The Cumberland Post

The Cumberland Post
My Backyard, Six Miles from the Cumberland River

Thursday, February 16, 2012

Car Radios, Moonlight, Powerglide Love

Remember those nights when you were young and cruisin' around with your buds, telling bad jokes, talking about girls, or listening to the car radio? If you were young in the '50s you might have cruised around in a car like this '55 Pontiac.

If you were lucky, it was your Dad's car and you were behind the wheel. If you weren't so lucky you would be stuck in the back seat. Not cool. Better to be upfront, riding shotgun. One of the duties of the shotgun guy was to keep the radio on a good station with a good disc jockey.

You had to be quick and adept with your fingers. Fast with the chrome push buttons. And smooth with a paper napkin before pushing the button or turning the knob to make sure you removed all the french fry grease from your fingers. You wouldn't want your finger to slip and punch up some stodgy old big band instead of WMAK's Wayne the Brain, would you?
The radio probably seemed like such a natural part of the car that you never thought about it at all unless it was busted.

But radios weren't always in cars. Cars had been on American roads for almost 30 years before anyone thought, hey, it might be a good idea to put a radio in that Ford. The guys and gals might like it.

I guess we can thank the music gods that somebody did think of putting a radio in a car. Or maybe it was Cupid who did the inspiring. From Jim's Antique Radio Museum site:

One evening in 1929 two young men named William Lear and Elmer Wavering drove their girlfriends to a lookout point high above the Mississippi River town of QuincyIllinois, to watch the sunset.  It was a romantic night to be sure, but one of the women observed that it would be even nicer if they could listen to music in the car.

That's how it all started. A car. A couple of guys. A couple of gals. A beautiful sunset followed by a moonlit night. And suddenly they realized that what was missing was MUSIC.

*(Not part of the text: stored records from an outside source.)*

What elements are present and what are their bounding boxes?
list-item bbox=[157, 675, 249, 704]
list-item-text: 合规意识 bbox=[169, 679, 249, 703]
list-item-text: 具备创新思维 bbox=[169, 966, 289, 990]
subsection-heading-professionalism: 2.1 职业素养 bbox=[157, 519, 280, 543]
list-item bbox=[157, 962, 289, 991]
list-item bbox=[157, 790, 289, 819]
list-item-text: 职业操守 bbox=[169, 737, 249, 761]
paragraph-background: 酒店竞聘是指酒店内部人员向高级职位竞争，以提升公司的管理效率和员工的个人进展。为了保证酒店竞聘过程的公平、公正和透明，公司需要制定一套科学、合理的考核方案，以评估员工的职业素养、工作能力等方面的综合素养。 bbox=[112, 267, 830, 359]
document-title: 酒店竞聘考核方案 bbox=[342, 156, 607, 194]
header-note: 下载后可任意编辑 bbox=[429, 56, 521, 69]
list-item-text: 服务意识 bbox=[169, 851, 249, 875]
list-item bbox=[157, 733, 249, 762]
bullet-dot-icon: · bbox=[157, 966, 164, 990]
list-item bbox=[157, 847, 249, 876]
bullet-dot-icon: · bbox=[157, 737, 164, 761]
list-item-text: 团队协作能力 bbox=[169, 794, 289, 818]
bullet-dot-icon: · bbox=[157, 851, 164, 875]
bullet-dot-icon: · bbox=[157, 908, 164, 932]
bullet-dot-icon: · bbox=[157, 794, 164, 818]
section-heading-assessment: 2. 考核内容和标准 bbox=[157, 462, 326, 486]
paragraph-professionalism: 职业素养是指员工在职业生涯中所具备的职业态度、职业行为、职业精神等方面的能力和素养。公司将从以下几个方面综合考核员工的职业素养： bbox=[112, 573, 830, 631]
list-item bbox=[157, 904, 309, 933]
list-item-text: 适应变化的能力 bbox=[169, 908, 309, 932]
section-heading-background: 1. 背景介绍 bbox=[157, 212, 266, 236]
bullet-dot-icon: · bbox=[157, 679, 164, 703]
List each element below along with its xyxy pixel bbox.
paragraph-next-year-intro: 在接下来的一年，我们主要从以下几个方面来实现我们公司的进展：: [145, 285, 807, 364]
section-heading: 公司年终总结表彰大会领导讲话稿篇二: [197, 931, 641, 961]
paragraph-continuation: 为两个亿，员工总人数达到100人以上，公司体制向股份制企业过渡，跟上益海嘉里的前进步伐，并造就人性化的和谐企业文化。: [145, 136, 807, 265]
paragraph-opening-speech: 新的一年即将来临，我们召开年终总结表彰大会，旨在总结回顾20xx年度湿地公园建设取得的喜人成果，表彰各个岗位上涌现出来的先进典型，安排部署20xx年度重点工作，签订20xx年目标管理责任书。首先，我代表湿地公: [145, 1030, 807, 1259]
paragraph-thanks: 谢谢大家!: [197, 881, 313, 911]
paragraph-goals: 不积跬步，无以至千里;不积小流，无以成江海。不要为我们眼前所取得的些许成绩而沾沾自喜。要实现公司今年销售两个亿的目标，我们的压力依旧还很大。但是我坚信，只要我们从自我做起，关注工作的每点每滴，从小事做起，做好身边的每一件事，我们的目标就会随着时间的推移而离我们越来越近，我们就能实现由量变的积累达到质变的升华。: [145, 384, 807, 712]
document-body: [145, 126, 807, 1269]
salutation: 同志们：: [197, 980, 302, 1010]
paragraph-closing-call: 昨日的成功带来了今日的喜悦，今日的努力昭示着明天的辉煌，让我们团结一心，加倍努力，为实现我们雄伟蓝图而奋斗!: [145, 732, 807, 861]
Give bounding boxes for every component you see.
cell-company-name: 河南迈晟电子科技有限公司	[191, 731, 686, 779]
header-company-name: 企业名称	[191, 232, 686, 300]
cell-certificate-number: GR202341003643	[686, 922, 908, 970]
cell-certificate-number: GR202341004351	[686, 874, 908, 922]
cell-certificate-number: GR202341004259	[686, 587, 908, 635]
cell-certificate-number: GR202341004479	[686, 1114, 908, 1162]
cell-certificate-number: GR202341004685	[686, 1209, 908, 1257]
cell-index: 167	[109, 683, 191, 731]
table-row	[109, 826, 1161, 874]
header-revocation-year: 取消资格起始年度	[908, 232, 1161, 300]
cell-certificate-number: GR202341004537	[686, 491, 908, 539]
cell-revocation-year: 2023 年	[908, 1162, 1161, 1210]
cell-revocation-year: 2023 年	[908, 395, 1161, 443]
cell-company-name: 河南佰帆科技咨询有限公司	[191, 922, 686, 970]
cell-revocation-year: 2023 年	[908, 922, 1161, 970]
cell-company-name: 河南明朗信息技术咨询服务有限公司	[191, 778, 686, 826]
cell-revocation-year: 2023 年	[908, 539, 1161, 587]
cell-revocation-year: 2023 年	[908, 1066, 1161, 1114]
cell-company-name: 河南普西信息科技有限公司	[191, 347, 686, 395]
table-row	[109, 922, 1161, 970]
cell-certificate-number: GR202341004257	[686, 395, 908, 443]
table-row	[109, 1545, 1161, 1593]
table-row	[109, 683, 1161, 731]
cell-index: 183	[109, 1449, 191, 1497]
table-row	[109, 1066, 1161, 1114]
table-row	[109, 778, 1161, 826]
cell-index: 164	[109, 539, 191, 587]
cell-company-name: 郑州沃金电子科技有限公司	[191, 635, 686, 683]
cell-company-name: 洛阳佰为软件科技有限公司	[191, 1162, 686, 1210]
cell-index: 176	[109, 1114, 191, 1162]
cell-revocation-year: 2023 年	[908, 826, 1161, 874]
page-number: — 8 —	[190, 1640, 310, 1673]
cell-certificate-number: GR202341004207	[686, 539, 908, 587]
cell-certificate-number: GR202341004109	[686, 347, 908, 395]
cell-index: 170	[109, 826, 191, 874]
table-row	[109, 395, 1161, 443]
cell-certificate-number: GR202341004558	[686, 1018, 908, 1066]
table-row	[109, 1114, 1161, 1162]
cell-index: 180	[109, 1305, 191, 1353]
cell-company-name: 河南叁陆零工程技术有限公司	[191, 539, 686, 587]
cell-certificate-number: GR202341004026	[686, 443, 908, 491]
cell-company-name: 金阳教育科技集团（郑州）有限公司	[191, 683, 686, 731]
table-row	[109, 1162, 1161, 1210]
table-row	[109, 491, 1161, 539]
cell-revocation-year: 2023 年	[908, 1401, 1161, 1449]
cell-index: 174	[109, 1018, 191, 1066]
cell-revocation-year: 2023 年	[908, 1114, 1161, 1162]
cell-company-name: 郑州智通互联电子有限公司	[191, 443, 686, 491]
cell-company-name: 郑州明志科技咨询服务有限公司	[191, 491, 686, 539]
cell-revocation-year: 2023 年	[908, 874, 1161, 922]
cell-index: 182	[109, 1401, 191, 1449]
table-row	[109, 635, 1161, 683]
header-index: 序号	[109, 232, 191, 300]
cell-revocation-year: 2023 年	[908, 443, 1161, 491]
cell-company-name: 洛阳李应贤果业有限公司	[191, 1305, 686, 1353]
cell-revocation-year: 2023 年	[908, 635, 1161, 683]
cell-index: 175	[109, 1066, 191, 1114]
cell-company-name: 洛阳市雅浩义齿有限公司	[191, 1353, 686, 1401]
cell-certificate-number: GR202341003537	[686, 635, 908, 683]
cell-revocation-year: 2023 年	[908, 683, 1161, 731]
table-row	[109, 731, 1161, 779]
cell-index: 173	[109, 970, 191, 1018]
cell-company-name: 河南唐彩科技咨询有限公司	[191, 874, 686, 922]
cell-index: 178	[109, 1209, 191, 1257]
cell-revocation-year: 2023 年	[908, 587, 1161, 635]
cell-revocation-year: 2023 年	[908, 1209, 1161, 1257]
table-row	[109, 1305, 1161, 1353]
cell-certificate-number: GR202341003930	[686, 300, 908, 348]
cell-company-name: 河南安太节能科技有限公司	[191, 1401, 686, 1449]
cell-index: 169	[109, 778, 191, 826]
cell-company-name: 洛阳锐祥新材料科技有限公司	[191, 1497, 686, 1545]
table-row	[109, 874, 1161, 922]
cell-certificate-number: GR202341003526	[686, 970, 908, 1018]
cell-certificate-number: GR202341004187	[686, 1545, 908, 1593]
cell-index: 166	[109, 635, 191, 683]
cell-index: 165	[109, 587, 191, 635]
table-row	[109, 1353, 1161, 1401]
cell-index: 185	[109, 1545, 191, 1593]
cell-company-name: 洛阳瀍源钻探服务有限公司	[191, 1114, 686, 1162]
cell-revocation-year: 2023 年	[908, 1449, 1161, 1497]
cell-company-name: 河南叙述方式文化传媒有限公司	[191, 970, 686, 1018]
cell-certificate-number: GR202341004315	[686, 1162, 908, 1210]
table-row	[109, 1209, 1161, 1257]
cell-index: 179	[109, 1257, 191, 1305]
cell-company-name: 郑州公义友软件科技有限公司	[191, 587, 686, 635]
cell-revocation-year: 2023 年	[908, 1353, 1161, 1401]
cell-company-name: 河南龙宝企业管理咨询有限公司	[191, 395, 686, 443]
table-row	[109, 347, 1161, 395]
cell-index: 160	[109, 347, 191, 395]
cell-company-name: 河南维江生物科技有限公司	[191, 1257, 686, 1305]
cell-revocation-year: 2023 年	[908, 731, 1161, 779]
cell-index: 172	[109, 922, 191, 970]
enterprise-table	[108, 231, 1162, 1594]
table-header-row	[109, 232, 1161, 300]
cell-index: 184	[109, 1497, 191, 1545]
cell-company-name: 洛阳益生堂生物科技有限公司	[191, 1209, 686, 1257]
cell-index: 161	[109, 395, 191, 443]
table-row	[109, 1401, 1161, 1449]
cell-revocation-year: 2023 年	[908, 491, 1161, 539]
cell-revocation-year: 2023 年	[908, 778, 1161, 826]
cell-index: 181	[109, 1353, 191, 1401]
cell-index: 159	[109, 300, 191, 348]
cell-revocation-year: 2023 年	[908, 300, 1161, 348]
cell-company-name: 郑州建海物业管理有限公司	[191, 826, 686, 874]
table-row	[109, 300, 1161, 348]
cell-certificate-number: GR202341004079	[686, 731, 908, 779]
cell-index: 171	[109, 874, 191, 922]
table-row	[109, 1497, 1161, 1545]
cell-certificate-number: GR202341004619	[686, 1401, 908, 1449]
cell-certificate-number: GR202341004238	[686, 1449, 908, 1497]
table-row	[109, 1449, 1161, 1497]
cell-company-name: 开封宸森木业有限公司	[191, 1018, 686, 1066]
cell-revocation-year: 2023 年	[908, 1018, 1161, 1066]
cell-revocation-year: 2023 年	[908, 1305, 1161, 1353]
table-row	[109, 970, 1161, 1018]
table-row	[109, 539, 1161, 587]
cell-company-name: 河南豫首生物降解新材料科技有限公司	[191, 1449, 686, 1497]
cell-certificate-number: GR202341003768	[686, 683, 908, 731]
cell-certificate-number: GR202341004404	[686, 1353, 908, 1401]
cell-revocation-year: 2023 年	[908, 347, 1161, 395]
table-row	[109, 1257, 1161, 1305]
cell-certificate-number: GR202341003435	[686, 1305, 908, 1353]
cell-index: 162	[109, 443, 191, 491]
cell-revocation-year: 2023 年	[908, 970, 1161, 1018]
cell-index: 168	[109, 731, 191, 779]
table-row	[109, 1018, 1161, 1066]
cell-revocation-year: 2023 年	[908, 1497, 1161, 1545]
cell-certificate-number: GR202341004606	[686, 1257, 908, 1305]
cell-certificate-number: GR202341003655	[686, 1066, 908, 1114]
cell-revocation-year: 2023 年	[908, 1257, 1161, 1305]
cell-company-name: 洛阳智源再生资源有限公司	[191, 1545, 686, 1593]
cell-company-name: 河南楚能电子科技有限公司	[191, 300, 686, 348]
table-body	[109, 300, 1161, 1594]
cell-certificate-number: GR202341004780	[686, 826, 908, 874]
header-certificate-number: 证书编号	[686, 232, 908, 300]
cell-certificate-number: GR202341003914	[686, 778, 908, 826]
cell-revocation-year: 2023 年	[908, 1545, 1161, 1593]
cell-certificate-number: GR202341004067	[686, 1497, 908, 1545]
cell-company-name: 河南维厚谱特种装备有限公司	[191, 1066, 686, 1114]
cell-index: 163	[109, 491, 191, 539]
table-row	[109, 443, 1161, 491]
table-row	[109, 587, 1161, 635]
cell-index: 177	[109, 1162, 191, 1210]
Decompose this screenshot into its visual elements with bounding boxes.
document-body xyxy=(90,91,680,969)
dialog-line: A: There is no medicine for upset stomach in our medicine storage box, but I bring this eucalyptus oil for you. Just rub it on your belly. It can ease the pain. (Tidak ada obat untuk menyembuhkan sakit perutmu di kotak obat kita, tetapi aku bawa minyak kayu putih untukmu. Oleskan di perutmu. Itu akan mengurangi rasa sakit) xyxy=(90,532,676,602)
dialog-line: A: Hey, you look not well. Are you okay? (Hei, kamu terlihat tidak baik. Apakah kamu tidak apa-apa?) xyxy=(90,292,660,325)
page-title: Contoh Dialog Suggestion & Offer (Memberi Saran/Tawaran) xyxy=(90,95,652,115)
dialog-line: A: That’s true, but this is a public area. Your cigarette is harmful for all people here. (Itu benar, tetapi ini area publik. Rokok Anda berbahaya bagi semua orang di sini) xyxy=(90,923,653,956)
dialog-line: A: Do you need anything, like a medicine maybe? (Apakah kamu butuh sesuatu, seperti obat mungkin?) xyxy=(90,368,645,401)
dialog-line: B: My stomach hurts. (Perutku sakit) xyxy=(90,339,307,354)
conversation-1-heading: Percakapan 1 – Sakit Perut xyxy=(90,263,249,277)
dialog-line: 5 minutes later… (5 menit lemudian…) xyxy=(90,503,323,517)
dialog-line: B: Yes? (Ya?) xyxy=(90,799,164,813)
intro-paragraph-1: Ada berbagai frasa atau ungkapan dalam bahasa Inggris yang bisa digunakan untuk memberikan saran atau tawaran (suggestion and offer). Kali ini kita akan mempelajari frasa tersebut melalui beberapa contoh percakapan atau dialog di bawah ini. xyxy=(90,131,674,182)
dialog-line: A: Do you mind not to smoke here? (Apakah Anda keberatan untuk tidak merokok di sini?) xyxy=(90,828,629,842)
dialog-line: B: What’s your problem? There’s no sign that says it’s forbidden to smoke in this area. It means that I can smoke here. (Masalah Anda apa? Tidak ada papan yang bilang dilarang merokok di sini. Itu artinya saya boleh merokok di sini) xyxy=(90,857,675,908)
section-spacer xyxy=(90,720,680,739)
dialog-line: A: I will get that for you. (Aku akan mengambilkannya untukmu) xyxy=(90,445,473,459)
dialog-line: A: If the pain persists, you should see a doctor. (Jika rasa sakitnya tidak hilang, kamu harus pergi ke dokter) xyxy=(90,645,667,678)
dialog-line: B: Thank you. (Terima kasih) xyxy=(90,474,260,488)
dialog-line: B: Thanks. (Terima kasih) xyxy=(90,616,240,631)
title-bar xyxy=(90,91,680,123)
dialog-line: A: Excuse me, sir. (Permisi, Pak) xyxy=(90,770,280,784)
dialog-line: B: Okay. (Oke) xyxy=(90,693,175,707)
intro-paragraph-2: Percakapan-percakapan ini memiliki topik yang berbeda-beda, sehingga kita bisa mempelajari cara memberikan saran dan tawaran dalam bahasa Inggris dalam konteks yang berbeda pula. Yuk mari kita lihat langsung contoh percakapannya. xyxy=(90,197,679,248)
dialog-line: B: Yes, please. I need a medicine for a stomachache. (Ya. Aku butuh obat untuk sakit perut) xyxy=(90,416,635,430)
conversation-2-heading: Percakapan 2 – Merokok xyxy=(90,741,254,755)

If you're interested in cars, music, or industrial history, check out the link to Jim's Antique Radio Museum site and read the rest of the story. It's a quick, easy, and fun read.

What's also interesting is what happened to the two guys (Lear and Wavering) who came up with the idea in the first place. They definitely were not through making technological contributions.

Oh yeah, I almost forgot. Here's a song Joyce and I heard in Flash's old 1950 Chevy heading back into Pulaski on a moonlit autumn night in 1959. Flash's Chevy was a slushbox powerglide but it had a dang good radio in it. It also had mudflaps and a big old plastic bugknocker attached to the hood ornament.

Unfortunately, there was also a short in the light wiring because on that night the headlights wouldn't turn on. Car ran fine. Radio played. Yet no lights. Like the young rebels we were, Joyce and I drove back into town anyway. The highway was clear as day in that big harvest moon and we didn't meet a single cop, even when we got to the square.

But I didn't complain about the car at all. Not one iota. It was great to just have some wheels. Old Flash was a true buddy who let me borrow his pride and joy for a date with Joyce. I won't ever be able to repay him for that. There ain't enough money in circulation.

We didn't have headlights, but we had moonlight. And Santo and Johnny on the radio with that great sliding steel. A perfect night. Thanks to Lear and Wavering...
Hat tip to Bob Bell for sending me the great Jim's Antique Radio Museum link.


  1. I'd have committed three felonies to have a car in 1959. I was only 14 at the time, though, so it was out of the question.

    I DID follow the link and you're right: a good read. I had no ideer how Motorola got its name prior to reading that.

    I did quite a few turns around the Jr/Sr high school gym(s) to "Sleepwalk," and it remains one of my faves to this day.

  2. Ah, those were the days!
    Remember the "fader" knob for the radio, that put the music in the rear of the car?

  3. Buck, I used the family car ('54 Dodge Royal hemi) up through the first half of my senior year. Only thing was, it didn't have a radio! Also the '48 Chevy I bought in my senior year had a radio but it was busted. Que sera.

  4. Ed, Those were definitely great days. Don't remember the fader knob though, probably because of what I reported to Buck above--Dad's car didn't have a dang radio.

  5. Man, it would be hard to imagine a world where cars were without radio. It just feels like they'd always go together, right? Like butter and toast, or rock and roll. It's definitely quite convenient these days when you can use your smart phones for music and other things, but the old-school ones have a touch of nostalgia in them.